Advancements in molecular testing enable physicians to use precision medicine in treatment of cancer patients harbouring actionable mutation. KRAS is one of the most commonly mutated genes in cancer, along with p53, PIK3CA, ATM, PTEN, APC, BRAF and several others [1]. KRAS mutations are present in three of the most highly prevalent and deadly cancers: lung, colon and pancreas. Recent advances in evidence-based therapeutics presented promising clinical benefits for patients harbouring such tumours. Historically, mutated KRAS has been un-druggable despite the progress in targeted therapies. Recently, however, several KRAS-targeted drugs are the subject of ongoing clinical trials. Thus, it is critical that Brazil sets the stage for adoption and implementation of precision medicine and their associated tests as a model for other countries in similar situations.

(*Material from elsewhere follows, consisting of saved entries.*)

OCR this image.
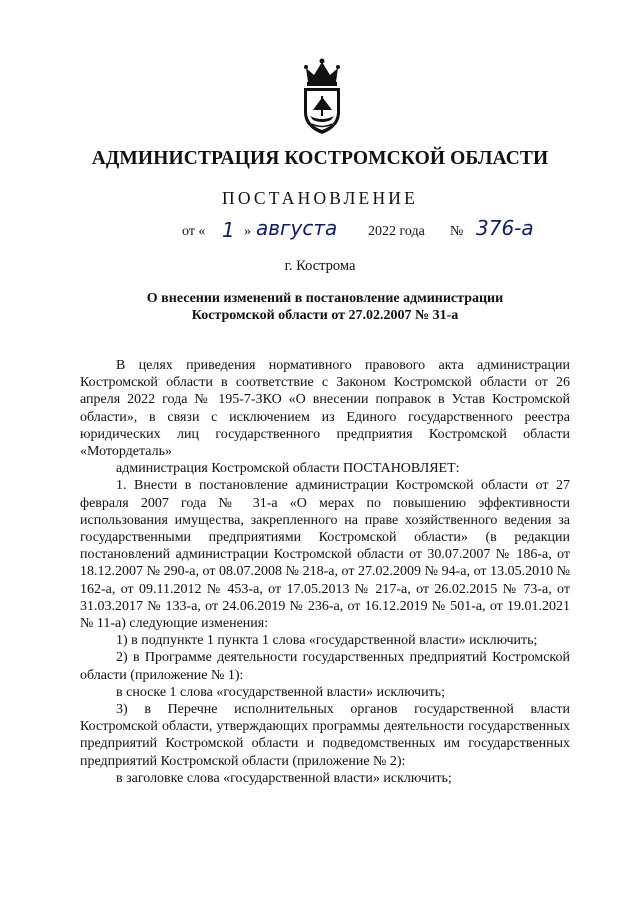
АДМИНИСТРАЦИЯ КОСТРОМСКОЙ ОБЛАСТИ
ПОСТАНОВЛЕНИЕ
от « 1 » августа 2022 года № 376-а
г. Кострома
О внесении изменений в постановление администрации
Костромской области от 27.02.2007 № 31-а

В целях приведения нормативного правового акта администрации Костромской области в соответствие с Законом Костромской области от 26 апреля 2022 года № 195-7-ЗКО «О внесении поправок в Устав Костромской области», в связи с исключением из Единого государственного реестра юридических лиц государственного предприятия Костромской области «Мотордеталь»

администрация Костромской области ПОСТАНОВЛЯЕТ:

1. Внести в постановление администрации Костромской области от 27 февраля 2007 года № 31-а «О мерах по повышению эффективности использования имущества, закрепленного на праве хозяйственного ведения за государственными предприятиями Костромской области» (в редакции постановлений администрации Костромской области от 30.07.2007 № 186-а, от 18.12.2007 № 290-а, от 08.07.2008 № 218-а, от 27.02.2009 № 94-а, от 13.05.2010 № 162-а, от 09.11.2012 № 453-а, от 17.05.2013 № 217-а, от 26.02.2015 № 73-а, от 31.03.2017 № 133-а, от 24.06.2019 № 236-а, от 16.12.2019 № 501-а, от 19.01.2021 № 11-а) следующие изменения:

1) в подпункте 1 пункта 1 слова «государственной власти» исключить;

2) в Программе деятельности государственных предприятий Костромской области (приложение № 1):

в сноске 1 слова «государственной власти» исключить;

3) в Перечне исполнительных органов государственной власти Костромской области, утверждающих программы деятельности государственных предприятий Костромской области и подведомственных им государственных предприятий Костромской области (приложение № 2):

в заголовке слова «государственной власти» исключить;
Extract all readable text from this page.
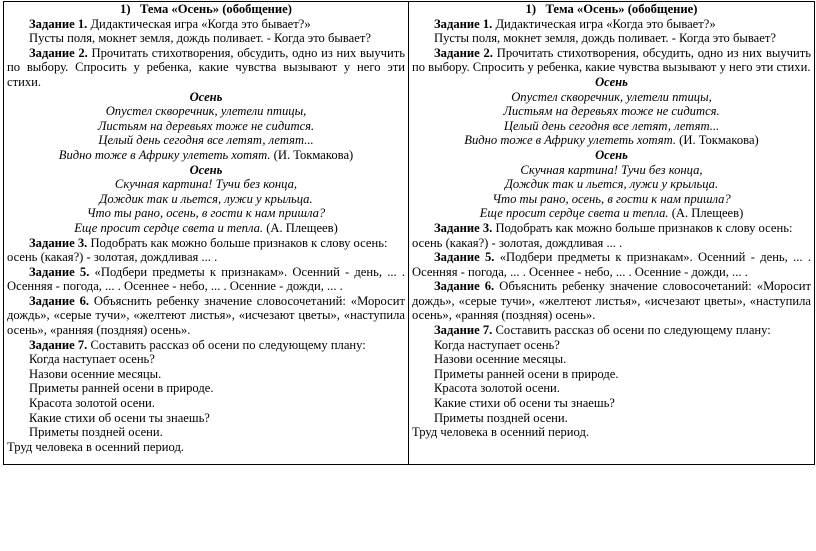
1)   Тема «Осень» (обобщение)
Задание 1. Дидактическая игра «Когда это бывает?»
Пусты поля, мокнет земля, дождь поливает. - Когда это бывает?
Задание 2. Прочитать стихотворения, обсудить, одно из них выучить
по выбору. Спросить у ребенка, какие чувства вызывают у него эти
стихи.
Осень
Опустел скворечник, улетели птицы,
Листьям на деревьях тоже не сидится.
Целый день сегодня все летят, летят...
Видно тоже в Африку улететь хотят. (И. Токмакова)
Осень
Скучная картина! Тучи без конца,
Дождик так и льется, лужи у крыльца.
Что ты рано, осень, в гости к нам пришла?
Еще просит сердце света и тепла. (А. Плещеев)
Задание 3. Подобрать как можно больше признаков к слову осень:
осень (какая?) - золотая, дождливая ... .
Задание 5. «Подбери предметы к признакам». Осенний - день, ... .
Осенняя - погода, ... . Осеннее - небо, ... . Осенние - дожди, ... .
Задание 6. Объяснить ребенку значение словосочетаний: «Моросит
дождь», «серые тучи», «желтеют листья», «исчезают цветы», «наступила
осень», «ранняя (поздняя) осень».
Задание 7. Составить рассказ об осени по следующему плану:
Когда наступает осень?
Назови осенние месяцы.
Приметы ранней осени в природе.
Красота золотой осени.
Какие стихи об осени ты знаешь?
Приметы поздней осени.
Труд человека в осенний период.
1)   Тема «Осень» (обобщение)
Задание 1. Дидактическая игра «Когда это бывает?»
Пусты поля, мокнет земля, дождь поливает. - Когда это бывает?
Задание 2. Прочитать стихотворения, обсудить, одно из них выучить
по выбору. Спросить у ребенка, какие чувства вызывают у него эти стихи.
Осень
Опустел скворечник, улетели птицы,
Листьям на деревьях тоже не сидится.
Целый день сегодня все летят, летят...
Видно тоже в Африку улететь хотят. (И. Токмакова)
Осень
Скучная картина! Тучи без конца,
Дождик так и льется, лужи у крыльца.
Что ты рано, осень, в гости к нам пришла?
Еще просит сердце света и тепла. (А. Плещеев)
Задание 3. Подобрать как можно больше признаков к слову осень:
осень (какая?) - золотая, дождливая ... .
Задание 5. «Подбери предметы к признакам». Осенний - день, ... .
Осенняя - погода, ... . Осеннее - небо, ... . Осенние - дожди, ... .
Задание 6. Объяснить ребенку значение словосочетаний: «Моросит
дождь», «серые тучи», «желтеют листья», «исчезают цветы», «наступила
осень», «ранняя (поздняя) осень».
Задание 7. Составить рассказ об осени по следующему плану:
Когда наступает осень?
Назови осенние месяцы.
Приметы ранней осени в природе.
Красота золотой осени.
Какие стихи об осени ты знаешь?
Приметы поздней осени.
Труд человека в осенний период.
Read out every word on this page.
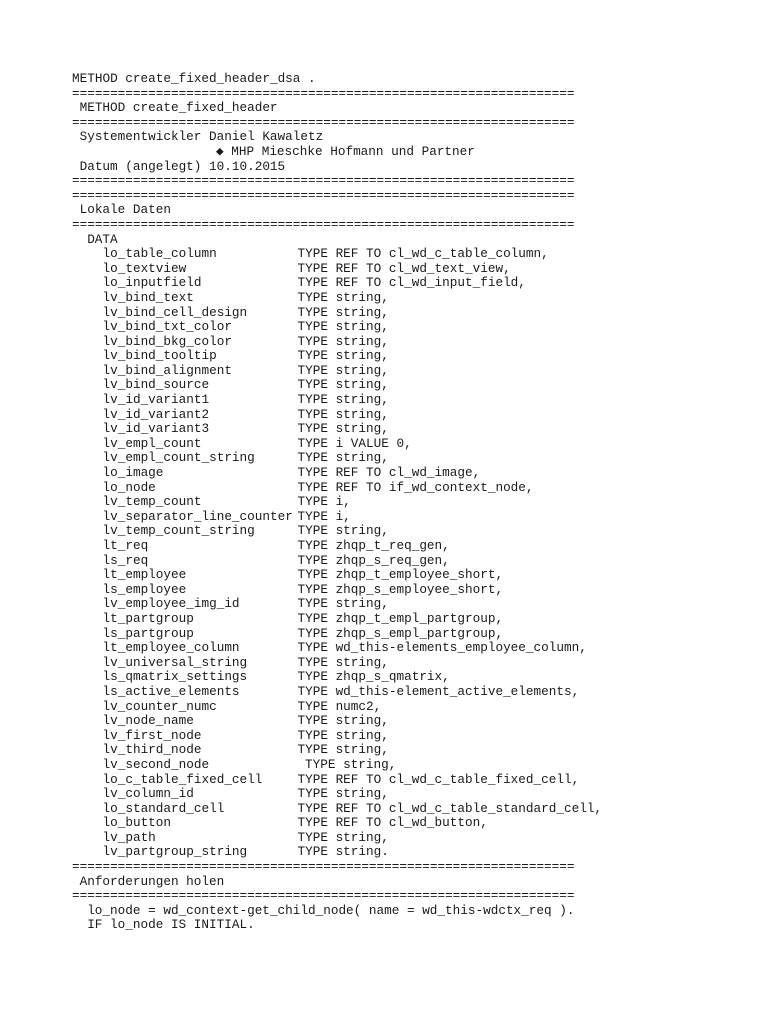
METHOD create_fixed_header_dsa .
==================================================================
METHOD create_fixed_header
==================================================================
Systementwickler Daniel Kawaletz
◆ MHP Mieschke Hofmann und Partner
Datum (angelegt) 10.10.2015
==================================================================
==================================================================
Lokale Daten
==================================================================
DATA
lo_table_column	TYPE REF TO cl_wd_c_table_column,
lo_textview	TYPE REF TO cl_wd_text_view,
lo_inputfield	TYPE REF TO cl_wd_input_field,
lv_bind_text	TYPE string,
lv_bind_cell_design	TYPE string,
lv_bind_txt_color	TYPE string,
lv_bind_bkg_color	TYPE string,
lv_bind_tooltip	TYPE string,
lv_bind_alignment	TYPE string,
lv_bind_source	TYPE string,
lv_id_variant1	TYPE string,
lv_id_variant2	TYPE string,
lv_id_variant3	TYPE string,
lv_empl_count	TYPE i VALUE 0,
lv_empl_count_string	TYPE string,
lo_image	TYPE REF TO cl_wd_image,
lo_node	TYPE REF TO if_wd_context_node,
lv_temp_count	TYPE i,
lv_separator_line_counter TYPE i,
lv_temp_count_string	TYPE string,
lt_req	TYPE zhqp_t_req_gen,
ls_req	TYPE zhqp_s_req_gen,
lt_employee	TYPE zhqp_t_employee_short,
ls_employee	TYPE zhqp_s_employee_short,
lv_employee_img_id	TYPE string,
lt_partgroup	TYPE zhqp_t_empl_partgroup,
ls_partgroup	TYPE zhqp_s_empl_partgroup,
lt_employee_column	TYPE wd_this-elements_employee_column,
lv_universal_string	TYPE string,
ls_qmatrix_settings	TYPE zhqp_s_qmatrix,
ls_active_elements	TYPE wd_this-element_active_elements,
lv_counter_numc	TYPE numc2,
lv_node_name	TYPE string,
lv_first_node	TYPE string,
lv_third_node	TYPE string,
lv_second_node	TYPE string,
lo_c_table_fixed_cell	TYPE REF TO cl_wd_c_table_fixed_cell,
lv_column_id	TYPE string,
lo_standard_cell	TYPE REF TO cl_wd_c_table_standard_cell,
lo_button	TYPE REF TO cl_wd_button,
lv_path	TYPE string,
lv_partgroup_string	TYPE string.
==================================================================
Anforderungen holen
==================================================================
lo_node = wd_context-get_child_node( name = wd_this-wdctx_req ).
IF lo_node IS INITIAL.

KRAS plays an important role in the epidermal growth factor receptor (EGFR) signaling pathway that controls cell growth and proliferation. EGFR pathway signaling is triggered by an alteration in RAS proteins, which is due to activating mutations in KRAS gene. This pathway signaling a common event in several types of cancer and is regarded as a prominent step in tumorigenesis. The most commonly mutated codons in KRAS are 12, 13, and 61, which create drug resistance to EGFR tyrosine kinase inhibitors (EGFR-TKIs). Several studies suggest that KRAS mutations should be known prior to using EGFR-TKI therapies. Although tumor tissue is the standard source for KRAS mutation detection, obtaining tissue samples is invasive, and may be associated with additional cost, which may not always be feasible. Considering the advantages and disadvantages of tissue testing, liquid biopsy offers an opportunity to access tumor tissue not only for diagnosis but also for serial sampling and follow up

Lung cancer is the most frequently diagnosed cancer worldwide and the leading cause of death. In Brazil, as previously stated, it is the second most frequent malignant tumor type among men and the fourth in women, with an estimation of more than 30,000 new cases per year. KRAS mutations are seen in approximately 30% of all lung cancers. Non-small cell lung cancer (NSCLC) accounts for approximately 85% of these tumors. Within NSCLC, KRAS mutations have been reported in 25–34% of adenocarcinomas and in 2-6% of squamous cell carcinomas. In adenocarcinomas, the most common codon 12 substitutions are G12C and G12V, both associated with smoking history, whereas the G12D is more frequent in never smokers. In some series, KRAS mutations have been related to worse treatment outcomes and considered a in depend variable, with deleterious prognostic value.